Set to take place between mid-October and mid-November, the supersonic car will be subjected to 13 test runs, where the team will aim to increase the top speeds in steady (80km/h) increments to eventually top over 800km/h. This will make it among the 10 fastest cars of all time.

This test will be a “key milestone” on its journey to setting a new world land speed record, which it hopes to attempt at Haksteen in late 2020. In order to do that, it will have to beat the current record of 1228km/h, set by the Thrust SSC back in 1997. The Bloodhound LSR was originally designed to reach 1600km/h, but it remains to be seen just how close to that mark it will come.

The Bloodhound LSR is powered by an EJ200 jet engine, aided by a monopropellant rocket system. The jet engine, which is sourced from Rolls Royce, creates nine tonnes of thrust - which is the equivalent of around 54 000 thrust horsepower. 

A boost for South Africa

Bloodhound CEO Ian Warhurst enthused: “I’ve really enjoyed watching the team rise to the challenge over these past six months. Something which has been talked about and planned for so long is now really happening – and the team have taken it in their stride. 

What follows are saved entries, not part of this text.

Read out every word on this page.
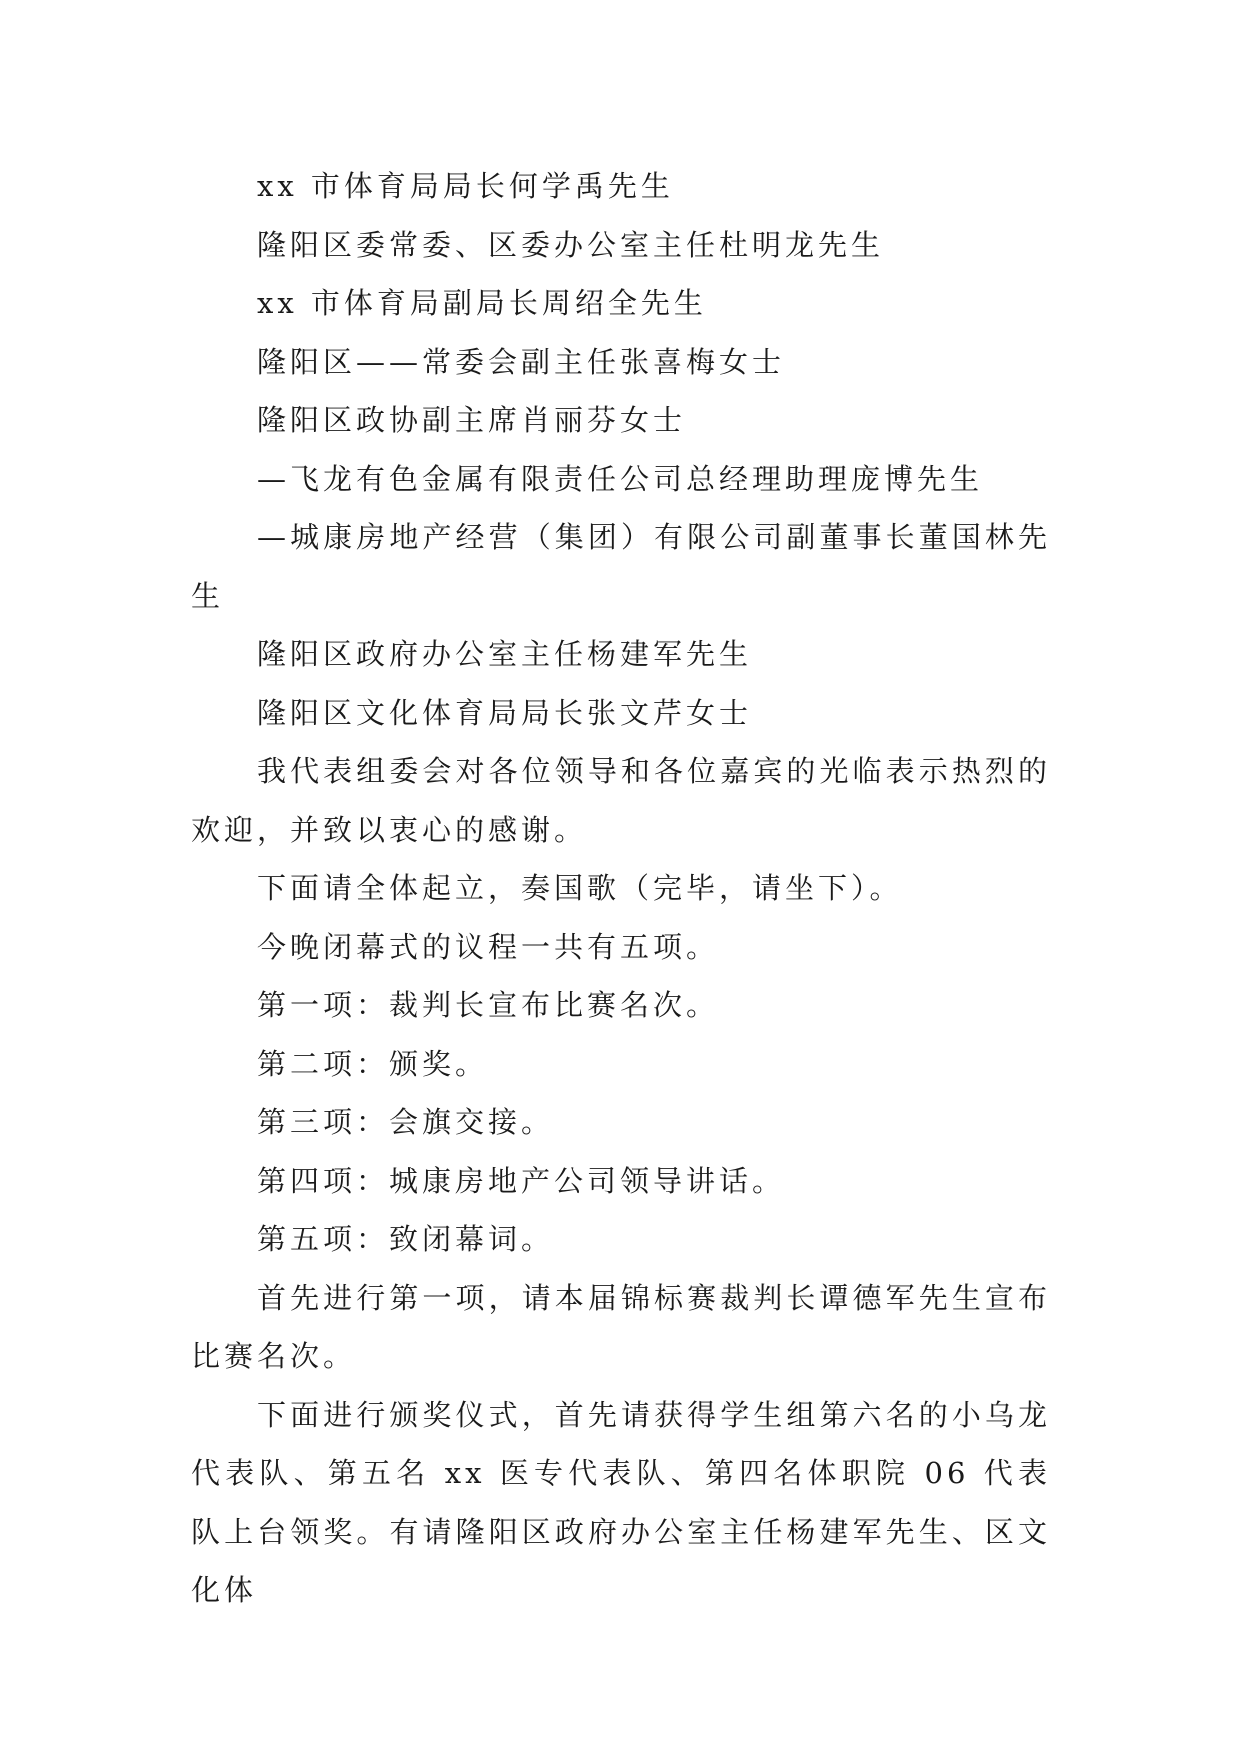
xx 市体育局局长何学禹先生

隆阳区委常委、区委办公室主任杜明龙先生

xx 市体育局副局长周绍全先生

隆阳区——常委会副主任张喜梅女士

隆阳区政协副主席肖丽芬女士

—飞龙有色金属有限责任公司总经理助理庞博先生

—城康房地产经营（集团）有限公司副董事长董国林先生

隆阳区政府办公室主任杨建军先生

隆阳区文化体育局局长张文芹女士

我代表组委会对各位领导和各位嘉宾的光临表示热烈的欢迎，并致以衷心的感谢。

下面请全体起立，奏国歌（完毕，请坐下）。

今晚闭幕式的议程一共有五项。

第一项：裁判长宣布比赛名次。

第二项：颁奖。

第三项：会旗交接。

第四项：城康房地产公司领导讲话。

第五项：致闭幕词。

首先进行第一项，请本届锦标赛裁判长谭德军先生宣布比赛名次。

下面进行颁奖仪式，首先请获得学生组第六名的小乌龙代表队、第五名 xx 医专代表队、第四名体职院 06 代表队上台领奖。有请隆阳区政府办公室主任杨建军先生、区文化体
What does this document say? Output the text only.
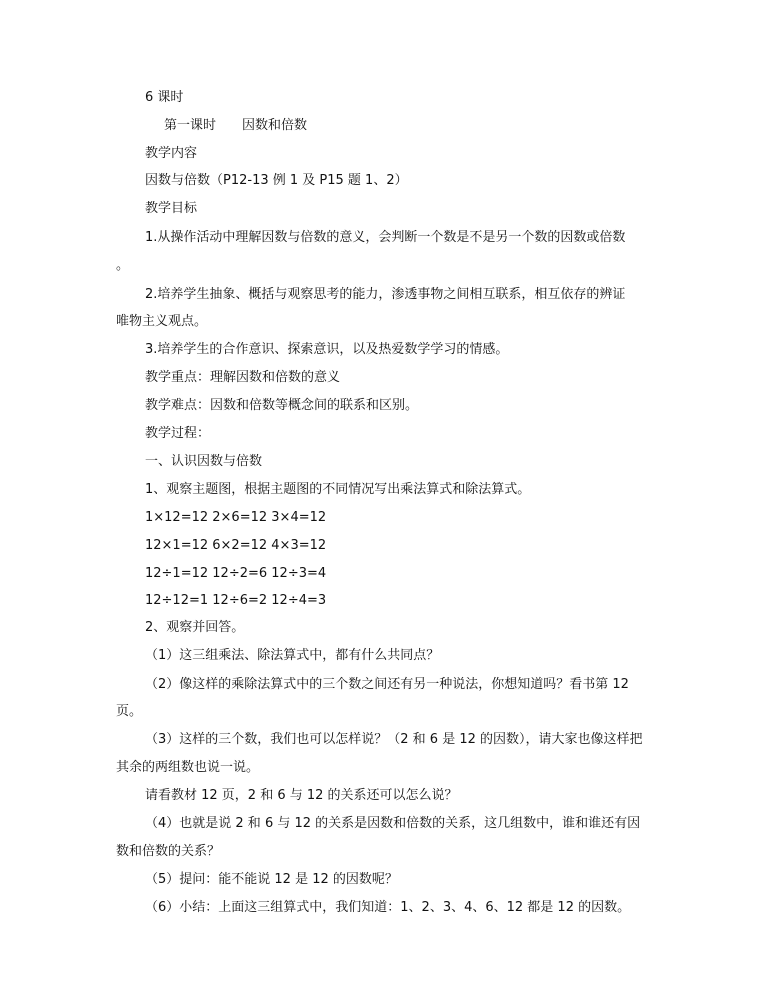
6 课时
第一课时　　因数和倍数
教学内容
因数与倍数（P12-13 例 1 及 P15 题 1、2）
教学目标
1.从操作活动中理解因数与倍数的意义，会判断一个数是不是另一个数的因数或倍数
。
2.培养学生抽象、概括与观察思考的能力，渗透事物之间相互联系，相互依存的辨证
唯物主义观点。
3.培养学生的合作意识、探索意识，以及热爱数学学习的情感。
教学重点：理解因数和倍数的意义
教学难点：因数和倍数等概念间的联系和区别。
教学过程：
一、认识因数与倍数
1、观察主题图，根据主题图的不同情况写出乘法算式和除法算式。
1×12=12 2×6=12 3×4=12
12×1=12 6×2=12 4×3=12
12÷1=12 12÷2=6 12÷3=4
12÷12=1 12÷6=2 12÷4=3
2、观察并回答。
（1）这三组乘法、除法算式中，都有什么共同点？
（2）像这样的乘除法算式中的三个数之间还有另一种说法，你想知道吗？看书第 12
页。
（3）这样的三个数，我们也可以怎样说？（2 和 6 是 12 的因数），请大家也像这样把
其余的两组数也说一说。
请看教材 12 页，2 和 6 与 12 的关系还可以怎么说？
（4）也就是说 2 和 6 与 12 的关系是因数和倍数的关系，这几组数中，谁和谁还有因
数和倍数的关系？
（5）提问：能不能说 12 是 12 的因数呢？
（6）小结：上面这三组算式中，我们知道：1、2、3、4、6、12 都是 12 的因数。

“It’s also very important to remember that the team in South Africa have also risen to the challenge,” Warhurst added.

Picture: www.bloodhoundlsr.com.

“After so much work and several false starts, the Northern Cape Provincial Government didn’t hesitate to re-engage and have worked quickly and efficiently to help us finalise agreements and then mobilise the local workforce. This in return has brought much needed employment to the area to help us clear and prepare the track.” 

Crucial stage of development

This testing stage is a crucial one, says Bloodhound, as the 480 to 800km/h window is one of the most vulnerable stages for the car as this is the point where the stability of the car transitions from being governed by the interaction of the wheels with the desert surface, to being controlled by the vehicle’s aerodynamics. What’s more, the grip from the wheels will fade faster than the aerodynamic forces build up, so this is likely to be the point where the car is at its least stable, Bloodhound said.

“The high speed test programme will also be a full dress rehearsal for the record-breaking campaign, with the team using the time to develop their operational procedures, perfect their practices for desert working, and test radio communications,” Bloodhound said in a news release.

A logistical challenge

Moving the 6.4-tonne supersonic car from the UK to South Africa is a monumental logistical challenge in itself, the company said.

Much of the heavy support equipment, including the car’s trailer, has already set off to make the journey by sea, but the car itself will travel via air freight to ensure it isn’t damaged in transit.

The jet engine will travel inside the upper chassis, while the two metre tail fin has been removed and will travel upright in a wooden crate.